UK
Kashmiris and Sikhs Condemn India as a Sham Democracy and a Failed State
London : An array of leading Kashmiri and Sikh organisations came together in an impressive joint demonstration outside India’s High Commission in London on India’s Republic Day. Protesters came from around the UK to hit a strident note of opposition to the continuing denial of basic human rights as well as the right of self-determination in Indian controlled Punjab and Kashmir. Pledging to maintain their struggle for freedom, they called for the perpetrators of mass human rights abuses by Indian forces to be punished in an international tribunal as the Indian judicial system has become a mute spectator when it comes to atrocities against minorities. Today was, they said, a ‘black day’ for their nations as the Indian constitution merely formalized Indian colonial control over their respective homelands.

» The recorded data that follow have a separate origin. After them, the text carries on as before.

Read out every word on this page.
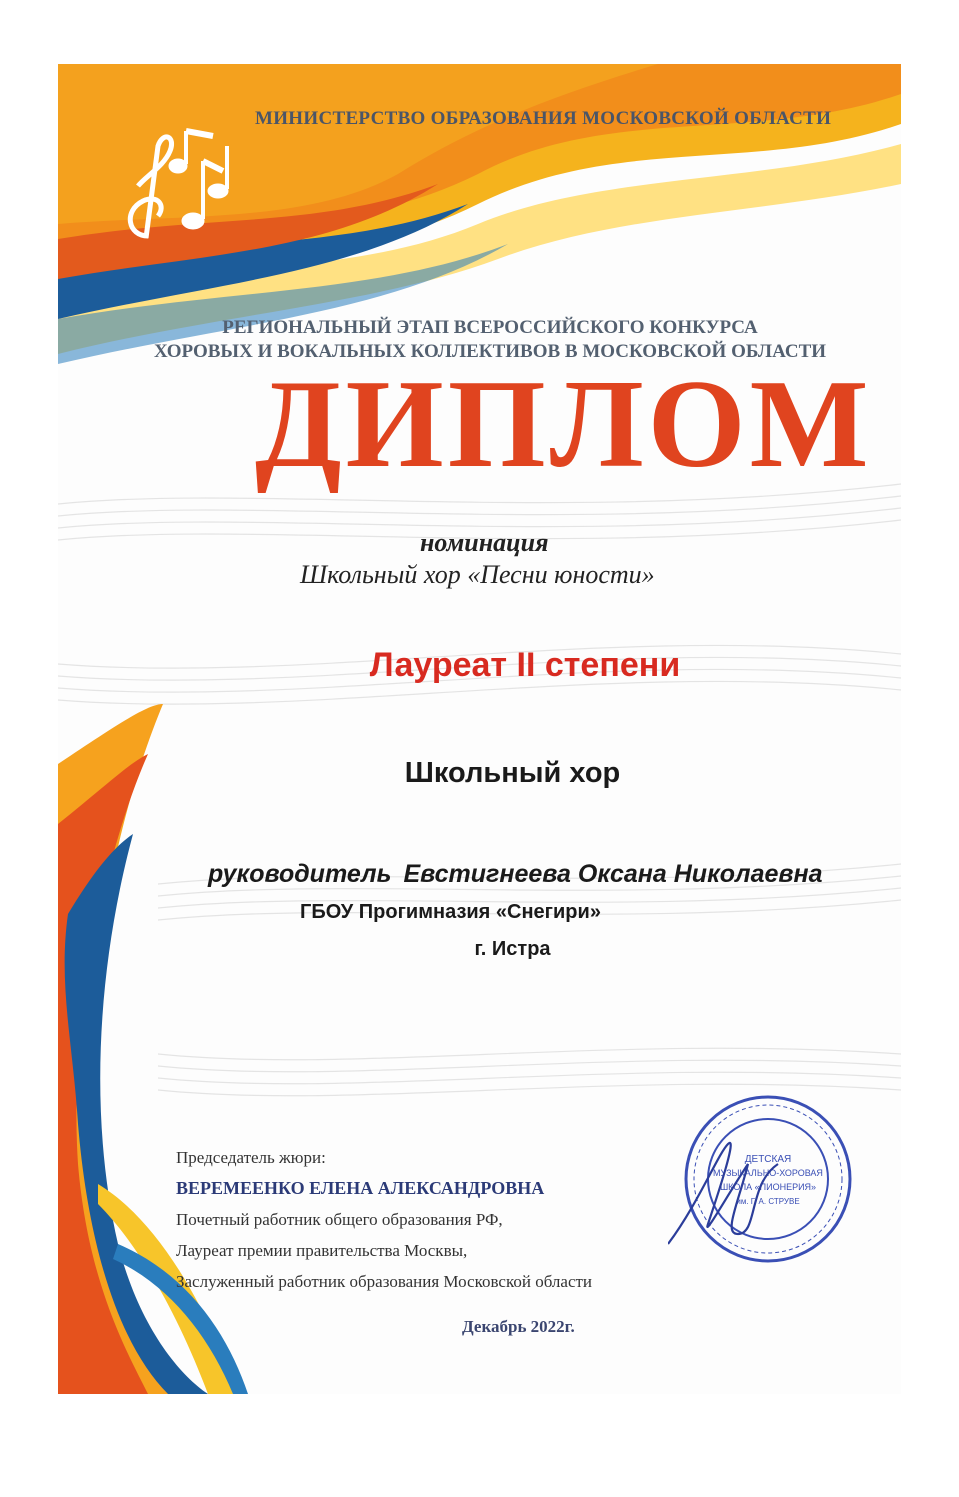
ДЕТСКАЯ
МУЗЫКАЛЬНО-ХОРОВАЯ
ШКОЛА «ПИОНЕРИЯ»
им. Г. А. СТРУВЕ
МИНИСТЕРСТВО ОБРАЗОВАНИЯ МОСКОВСКОЙ ОБЛАСТИ
РЕГИОНАЛЬНЫЙ ЭТАП ВСЕРОССИЙСКОГО КОНКУРСА
ХОРОВЫХ И ВОКАЛЬНЫХ КОЛЛЕКТИВОВ В МОСКОВСКОЙ ОБЛАСТИ
ДИПЛОМ
номинация
Школьный хор «Песни юности»
Лауреат II степени
Школьный хор
руководитель Евстигнеева Оксана Николаевна
ГБОУ Прогимназия «Снегири»
г. Истра
Председатель жюри:
ВЕРЕМЕЕНКО ЕЛЕНА АЛЕКСАНДРОВНА
Почетный работник общего образования РФ,
Лауреат премии правительства Москвы,
Заслуженный работник образования Московской области
Декабрь 2022г.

They were joined by Lord Nazir Ahmed, Chair of ‘Parliamentarians for National Self-determination’, who rubbished India’s claims to be a true democracy; instead he described it as a ‘Banana Republic’ whose polity works only for the Hindu majority. He castigated right wing Hindutva forces, now openly backed by a BJP central government, who he said are targeting Christians, Sikhs and Muslims by violence and repression with a view to crushing their rights and very identities as religious communities. He also condemned the forceful denial of self-determination to the Sikhs and Kashmiris as nations, in their historic homelands – at the costs of tens of thousands of lives. The clear breach of UN Resolutions on Kashmir and the official rejection by India of the UN’s own requirements on self-determination (set out in Article 1 of the 1966 Covenant on Human Rights) puts India in the dock as far as responsibility for those conflicts goes.
Amrik Singh Sahota, OBE (President of the Council of Khalistan) called on the international community to open its eyes and see India’s sham democracy for what it is. Its transgressions against minorities has already started extend to aggression against neighboring states including Pakistan and China. The potential for a cataclysmic nuclear conflict – which would be focused on the Punjab and Kashmir regions – should be an urgent priority for the international community. He called for peaceful conflict resolution, leading to freedom in both regions, underpinned by international law.
Raja Ishaq Sabir (President of the All Parties Kashmir Coordination Committee) also urged international intervention – in the wider interests of global peace and security. Whilst he welcomed the recent debate on Kashmir in the UK’s House of Commons, carrying a motion in favour of self-determination, he urged the UK Government and the new Trump administration to take effective steps to halt the Hindutva juggernaut in its tracks so that tens of millions of people in the conflict zones could finally enjoy the self-respect of independence that was meant to be the rationale behind the 1947 decolonization process.